This has been discussed before: Static property wrappers and strict concurrency in 5.10
The reason for that error is that the compiler doesn't "know" that your internal state is protected and is safe to use, since OS atomics are not part of structured concurrency.
It seems like there are very few options to make it work but a property wrapper isn't one of them.

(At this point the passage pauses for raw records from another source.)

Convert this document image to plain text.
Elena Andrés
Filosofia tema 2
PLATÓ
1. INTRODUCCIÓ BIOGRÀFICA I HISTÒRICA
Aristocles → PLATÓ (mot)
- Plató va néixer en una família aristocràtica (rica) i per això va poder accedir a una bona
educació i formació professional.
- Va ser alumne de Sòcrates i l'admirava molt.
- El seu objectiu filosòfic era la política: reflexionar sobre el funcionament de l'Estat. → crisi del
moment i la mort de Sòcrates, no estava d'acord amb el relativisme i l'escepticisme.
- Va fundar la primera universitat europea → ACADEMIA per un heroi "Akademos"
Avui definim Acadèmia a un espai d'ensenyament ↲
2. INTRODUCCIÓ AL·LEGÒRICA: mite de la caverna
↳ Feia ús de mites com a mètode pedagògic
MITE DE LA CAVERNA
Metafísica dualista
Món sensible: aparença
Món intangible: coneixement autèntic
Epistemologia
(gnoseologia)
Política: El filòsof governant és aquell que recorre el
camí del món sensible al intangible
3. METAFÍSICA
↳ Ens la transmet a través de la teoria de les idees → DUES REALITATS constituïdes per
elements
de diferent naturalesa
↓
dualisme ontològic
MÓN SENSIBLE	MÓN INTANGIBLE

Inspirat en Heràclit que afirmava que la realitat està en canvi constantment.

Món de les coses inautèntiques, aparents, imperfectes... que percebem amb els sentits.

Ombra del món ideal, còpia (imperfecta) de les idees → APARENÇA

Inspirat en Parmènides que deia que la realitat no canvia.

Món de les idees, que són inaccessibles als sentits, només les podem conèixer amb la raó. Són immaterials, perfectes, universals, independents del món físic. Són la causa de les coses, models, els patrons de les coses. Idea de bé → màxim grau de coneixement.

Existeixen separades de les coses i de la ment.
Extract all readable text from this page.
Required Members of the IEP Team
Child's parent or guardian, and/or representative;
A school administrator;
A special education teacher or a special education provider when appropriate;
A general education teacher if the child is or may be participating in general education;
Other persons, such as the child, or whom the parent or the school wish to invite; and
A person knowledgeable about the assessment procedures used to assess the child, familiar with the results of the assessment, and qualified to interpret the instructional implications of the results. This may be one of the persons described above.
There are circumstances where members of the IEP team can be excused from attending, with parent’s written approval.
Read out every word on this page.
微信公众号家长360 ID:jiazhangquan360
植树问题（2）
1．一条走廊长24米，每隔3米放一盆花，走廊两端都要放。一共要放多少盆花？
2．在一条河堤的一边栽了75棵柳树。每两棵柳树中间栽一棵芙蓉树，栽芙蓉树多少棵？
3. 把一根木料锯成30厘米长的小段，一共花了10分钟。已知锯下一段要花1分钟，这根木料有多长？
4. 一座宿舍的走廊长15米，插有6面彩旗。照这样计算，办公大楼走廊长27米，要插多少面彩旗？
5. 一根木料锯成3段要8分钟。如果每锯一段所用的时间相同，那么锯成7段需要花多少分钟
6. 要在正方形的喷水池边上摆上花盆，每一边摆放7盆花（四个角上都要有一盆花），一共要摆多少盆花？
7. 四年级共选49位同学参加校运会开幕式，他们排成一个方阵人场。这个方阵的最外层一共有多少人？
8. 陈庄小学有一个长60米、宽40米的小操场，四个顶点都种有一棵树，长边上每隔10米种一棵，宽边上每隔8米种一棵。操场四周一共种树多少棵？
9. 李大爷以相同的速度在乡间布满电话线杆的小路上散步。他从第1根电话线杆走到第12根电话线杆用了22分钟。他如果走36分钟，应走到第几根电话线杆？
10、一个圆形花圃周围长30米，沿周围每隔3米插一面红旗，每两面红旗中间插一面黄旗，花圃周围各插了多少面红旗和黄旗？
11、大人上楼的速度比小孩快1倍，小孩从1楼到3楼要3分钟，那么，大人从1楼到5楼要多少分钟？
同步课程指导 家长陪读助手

What I usually do when I want to have a safe static value under Swift 6 is something like this. The Storage
type here uses a semaphore to free us from requiring an init
constructor for the generic type:
final class Storage<T>: @unchecked Sendable {
init(_ initialValue: T) {
storage = initialValue
}
var value: T {
get {
withLock { $0 }
}
set {
withLock {
$0 = newValue
}
}
}
private func withLock<R>(result: (inout T) -> R) -> R {
sem.wait()
defer { sem.signal() }
return result(&storage)
}
private let sem = DispatchSemaphore(value: 1)
private var storage: T
}
Usage:
class C {
static let c = Storage<Set<String>>([]) // this is fine
static func test() {
c.value = ["one", "two"]
print(c.value)
}
}
Notice the let
in the static var declaration: it works since it's an object reference to an "artificially" sendable class, and that's what makes the compiler happy here. Artificially because it's not really sendable from the structured concurrency point of view, but it's still fine since we provide the safety mechanism using a semaphore.